Danell Leyva celebrates after his final rotation during the men's individual all-around final at the London 2012 Olympic Games on Aug. 1, 2012.
At age 21, Danell Leyva is one of the brightest young stars in men’s gymnastics. The Miami native was the only U.S. man to win a gymnastics medal at last summer’s London Olympic Games, taking the all-around bronze medal, and in 2011 he won the world championship on parallel bars.
Before Leyva sets out to defend his all-around title at the AT&T American Cup on Saturday in Worcester, Mass. (NBC 1-3 p.m. ET), he took a few minutes to answer some questions from Team USA fans on Twitter and Google+.
@Dmoceanu (1996 Olympic gold medalist Dominique Moceanu) on Twitter asks: What is your detailed strategy this Olympic cycle to surpass 2012 Olympic champion Kohei Uchimura?
I actually read that one on Twitter! I don’t know. I can’t tell you the exact strategy. I’m not the one who does the strategy; it’s usually (my coach and stepfather Yin Alvarez’s) department. I just do the gymnastics part of it.
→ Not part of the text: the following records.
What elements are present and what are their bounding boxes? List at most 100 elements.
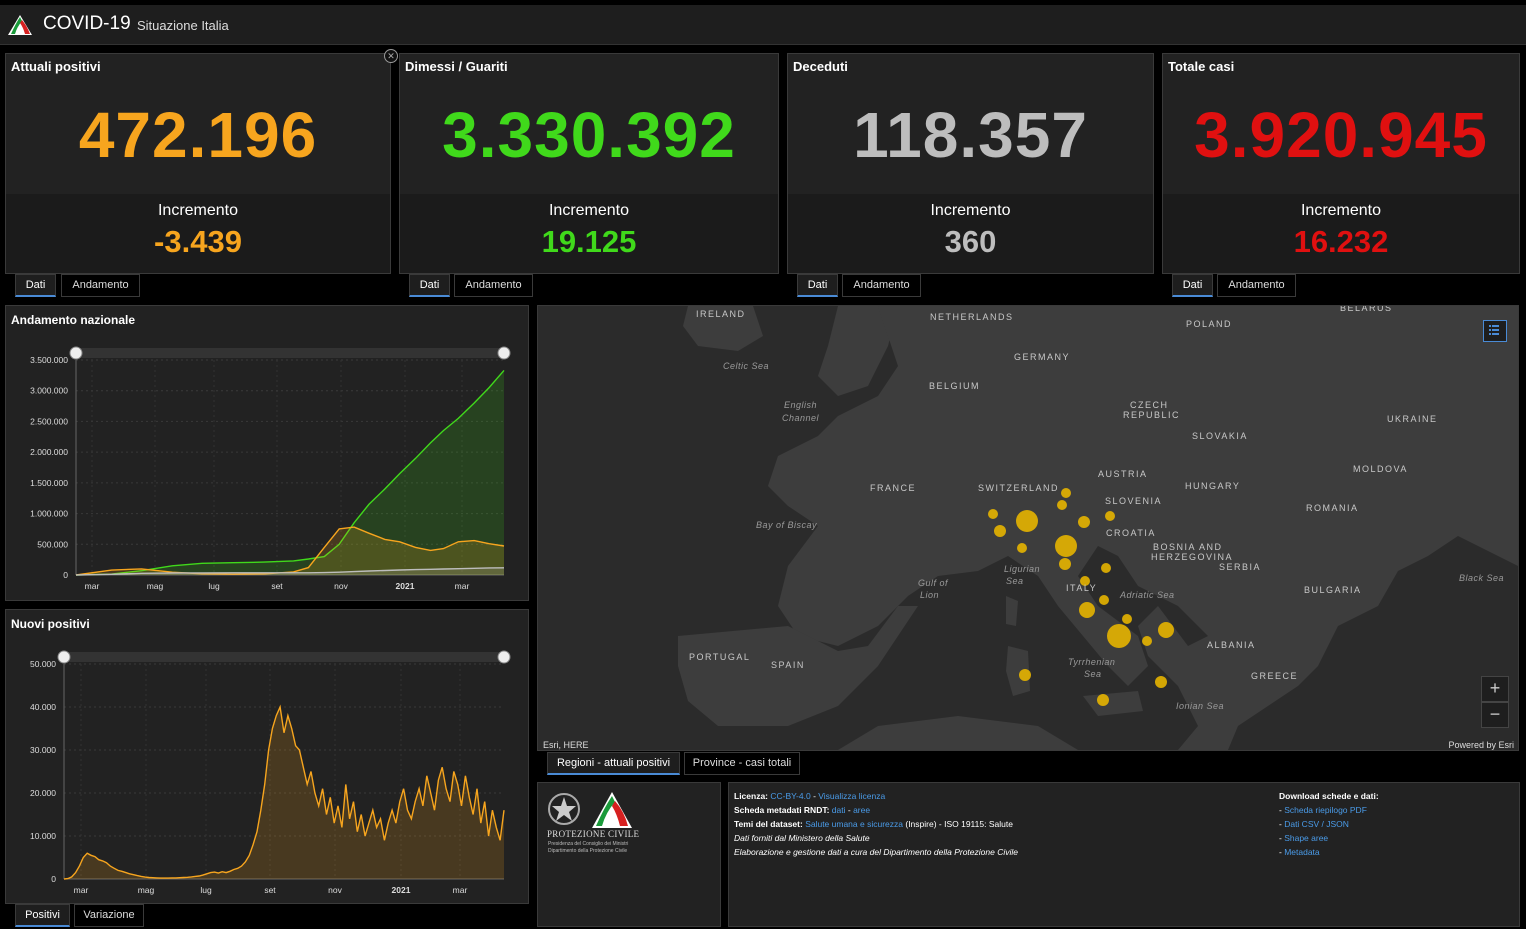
country-label: SLOVAKIA <box>1192 431 1248 441</box>
download-pdf-link[interactable]: Scheda riepilogo PDF <box>1284 805 1367 815</box>
tab-positivi[interactable]: Positivi <box>15 904 70 927</box>
tab-andamento[interactable]: Andamento <box>1217 274 1296 297</box>
country-label: BELARUS <box>1340 305 1393 313</box>
tab-dati[interactable]: Dati <box>409 274 450 297</box>
zoom-out-button[interactable]: − <box>1481 702 1509 728</box>
metadata-aree-link[interactable]: aree <box>853 805 870 815</box>
region-marker <box>994 525 1006 537</box>
stat-value: 118.357 <box>853 99 1088 171</box>
region-marker <box>1107 624 1131 648</box>
metadata-label: Scheda metadati RNDT: <box>734 805 830 815</box>
download-csv-link[interactable]: Dati CSV / JSON <box>1284 819 1349 829</box>
stat-increment-area: Incremento 19.125 <box>400 194 778 273</box>
range-slider-handle-right <box>497 650 511 664</box>
range-slider-track <box>64 652 504 662</box>
x-tick-label: mar <box>455 581 470 591</box>
processing-line: Elaborazione e gestione dati a cura del … <box>734 847 1018 857</box>
country-label: PORTUGAL <box>689 652 751 662</box>
country-label: NETHERLANDS <box>930 312 1014 322</box>
country-label: ALBANIA <box>1207 640 1256 650</box>
stat-panel-dimessi-guariti: Dimessi / Guariti 3.330.392 Incremento 1… <box>399 53 779 274</box>
y-tick-label: 30.000 <box>30 745 56 755</box>
country-label: IRELAND <box>696 309 746 319</box>
series-area-0 <box>76 370 504 575</box>
tab-dati[interactable]: Dati <box>1172 274 1213 297</box>
top-bar: COVID-19 Situazione Italia <box>0 5 1526 45</box>
x-tick-label: mar <box>453 885 468 895</box>
stat-panel-totale-casi: Totale casi 3.920.945 Incremento 16.232 <box>1162 53 1520 274</box>
tab-dati[interactable]: Dati <box>15 274 56 297</box>
country-label: SPAIN <box>771 660 805 670</box>
europe-basemap <box>678 306 1518 750</box>
y-tick-label: 50.000 <box>30 659 56 669</box>
x-tick-label: mag <box>138 885 155 895</box>
stat-value: 3.920.945 <box>1194 99 1488 171</box>
stat-panel-attuali-positivi: Attuali positivi 472.196 Incremento -3.4… <box>5 53 391 274</box>
download-shape-link[interactable]: Shape aree <box>1284 833 1328 843</box>
country-label: AUSTRIA <box>1098 469 1148 479</box>
license-label: Licenza: <box>734 791 769 801</box>
sea-label: Ligurian <box>1004 564 1041 574</box>
y-tick-label: 0 <box>63 570 68 580</box>
x-tick-label: 2021 <box>392 885 411 895</box>
themes-link[interactable]: Salute umana e sicurezza <box>805 819 903 829</box>
app-subtitle: Situazione Italia <box>137 18 229 33</box>
map-view[interactable]: IRELAND NETHERLANDS POLAND BELARUS GERMANY BE… <box>537 305 1519 751</box>
region-marker <box>1017 543 1027 553</box>
license-line: Licenza: CC-BY-4.0 - Visualizza licenza <box>734 789 1018 803</box>
repubblica-emblem-icon <box>548 793 580 825</box>
y-tick-label: 10.000 <box>30 831 56 841</box>
y-tick-label: 1.500.000 <box>30 478 68 488</box>
country-label: BULGARIA <box>1304 585 1362 595</box>
metadata-dati-link[interactable]: dati <box>832 805 846 815</box>
tab-andamento[interactable]: Andamento <box>454 274 533 297</box>
sea-label: Ionian Sea <box>1176 701 1225 711</box>
logo-subtitle-2: Dipartimento della Protezione Civile <box>548 848 628 854</box>
y-tick-label: 20.000 <box>30 788 56 798</box>
themes-rest: (Inspire) - ISO 19115: Salute <box>903 819 1013 829</box>
range-slider-track <box>76 348 504 358</box>
separator: - <box>845 805 854 815</box>
license-link[interactable]: CC-BY-4.0 <box>770 791 810 801</box>
download-metadata-link[interactable]: Metadata <box>1284 847 1319 857</box>
themes-line: Temi del dataset: Salute umana e sicurez… <box>734 817 1018 831</box>
region-marker <box>1078 516 1090 528</box>
stat-increment-area: Incremento 360 <box>788 194 1153 273</box>
sea-label: Adriatic Sea <box>1120 590 1175 600</box>
chart-panel-andamento-nazionale: Andamento nazionale 0 500.000 1.000.000 1.5… <box>5 305 529 601</box>
country-label: CROATIA <box>1106 528 1156 538</box>
stat-title: Totale casi <box>1168 59 1235 74</box>
download-item: - Metadata <box>1279 847 1320 857</box>
country-label: GREECE <box>1251 671 1299 681</box>
tab-andamento[interactable]: Andamento <box>61 274 140 297</box>
region-marker <box>1055 535 1077 557</box>
tab-variazione[interactable]: Variazione <box>74 904 144 927</box>
region-marker <box>1099 595 1109 605</box>
map-powered-by[interactable]: Powered by Esri <box>1448 740 1514 750</box>
country-label: BELGIUM <box>929 381 981 391</box>
tab-andamento[interactable]: Andamento <box>842 274 921 297</box>
country-label: GERMANY <box>1014 352 1071 362</box>
chart-panel-nuovi-positivi: Nuovi positivi 0 10.000 20.000 30.000 40.000… <box>5 609 529 904</box>
range-slider-handle-left <box>69 346 83 360</box>
x-tick-label: set <box>264 885 276 895</box>
region-marker <box>1158 622 1174 638</box>
y-tick-label: 3.000.000 <box>30 386 68 396</box>
andamento-nazionale-chart: 0 500.000 1.000.000 1.500.000 2.000.000 2.500… <box>30 346 511 591</box>
increment-value: 16.232 <box>1293 224 1389 259</box>
tab-province[interactable]: Province - casi totali <box>684 752 800 775</box>
view-license-link[interactable]: Visualizza licenza <box>818 791 885 801</box>
close-icon[interactable]: ✕ <box>384 49 398 63</box>
zoom-in-button[interactable]: + <box>1481 676 1509 702</box>
country-label: HUNGARY <box>1185 481 1241 491</box>
legend-button[interactable] <box>1483 320 1507 342</box>
country-label: ITALY <box>1066 583 1098 593</box>
metadata-line: Scheda metadati RNDT: dati - aree <box>734 803 1018 817</box>
region-marker <box>1105 511 1115 521</box>
increment-label: Incremento <box>1300 202 1382 219</box>
tab-dati[interactable]: Dati <box>797 274 838 297</box>
country-label: SWITZERLAND <box>978 483 1060 493</box>
tab-regioni[interactable]: Regioni - attuali positivi <box>547 752 680 775</box>
region-marker <box>1097 694 1109 706</box>
range-slider-handle-left <box>57 650 71 664</box>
Do what Yin says, I guess that’s the strategy.
@mckalyjogabky_ on Twitter asks: Who has been your biggest inspiration in life?
Wow, that’s a big one. I can’t pick one. Definitely Blaine Wilson, Alexei Nemov, John Roethlisberger, John Macready. Even people that I compete with now — Jon Horton; Chris Brooks is a huge inspiration. We just feed off of each other and it’s great to be able to meet those people that you got inspired by, like Paul Hamm. He was a huge inspiration for everyone and just last week he was helping me out on some stuff. When it was happening, I was like, ‘Oh it’s cool, he’s helping me out,’ but when you think about it, it’s like, ‘Oh my, that’s Paul Hamm! That’s crazy.’
@Heather_Weiss on Twitter asks: What made you want to become an Olympic athlete and how awesome is it to be one?
Since I started, I always wanted to be an Olympic champion. When I was younger, Yin would ask, ‘Who do you want to be like when you grow up?’ and I would say, ‘I want to be like myself. I want to be different and be Olympic champion.’ … It is incredible to know I’m an Olympic athlete. It still doesn’t really sink in when somebody’s like, ‘You’re an Olympic athlete.’ It’s like, ‘No, that’s not me, that’s the other guy.’
@uswntgymfan on Twitter asks: What song do you listen to when you want to pump yourself up?
There are so many. It depends on your mood. Whatever mood you’re in, there’s a certain genre that’s going to get you in good condition to do whatever you want to do. Right now, I’m really into dubstep because it’s a mix of two genres: electronic and hip-hop.
Esther L. on Google+ asks: How do you feel about people giving up their dreams of being a gymnast?
It’s sad. It’s always going to be sad to see anyone quit their dreams, not only in gymnastics. That’s why I can’t be that person that gives up. I need to always go forward and show people that it’s possible, it’s not a dream to think of something.
Necrosage Z. on Google+ asks: How would you feel if gymnastics was removed from the Olympic program?
That would be a very bad choice — not because of me, because the world in general would be very upset. Especially after the Games, a lot of people have told me they only watched the Olympics for a couple of sports and gymnastics is one of them. I think they would lose a lot of viewers.
Hayes T. on Google+ asks: How do you feel about the fact that most colleges don’t have men’s gymnastics?
That sucks, honestly, because there are a lot of people who want to go to college. As a matter of fact there’s a school in Miami, a huge college in Miami that’s very, very good and it doesn’t have gymnastics. That sucks because it would have been a perfect decision for me. The reason why I didn’t leave for college is because I wanted to stay with my coach and I wanted to stay at home. Can you imagine staying at home but also being able to compete for college? It would’ve been great.
TeamUSA.org asks: What would you fans be surprised to learn about you?
I’m allergic to every single type of seafood. My stomach doesn’t agree with it. It’s like, ‘No, I don’t want it.’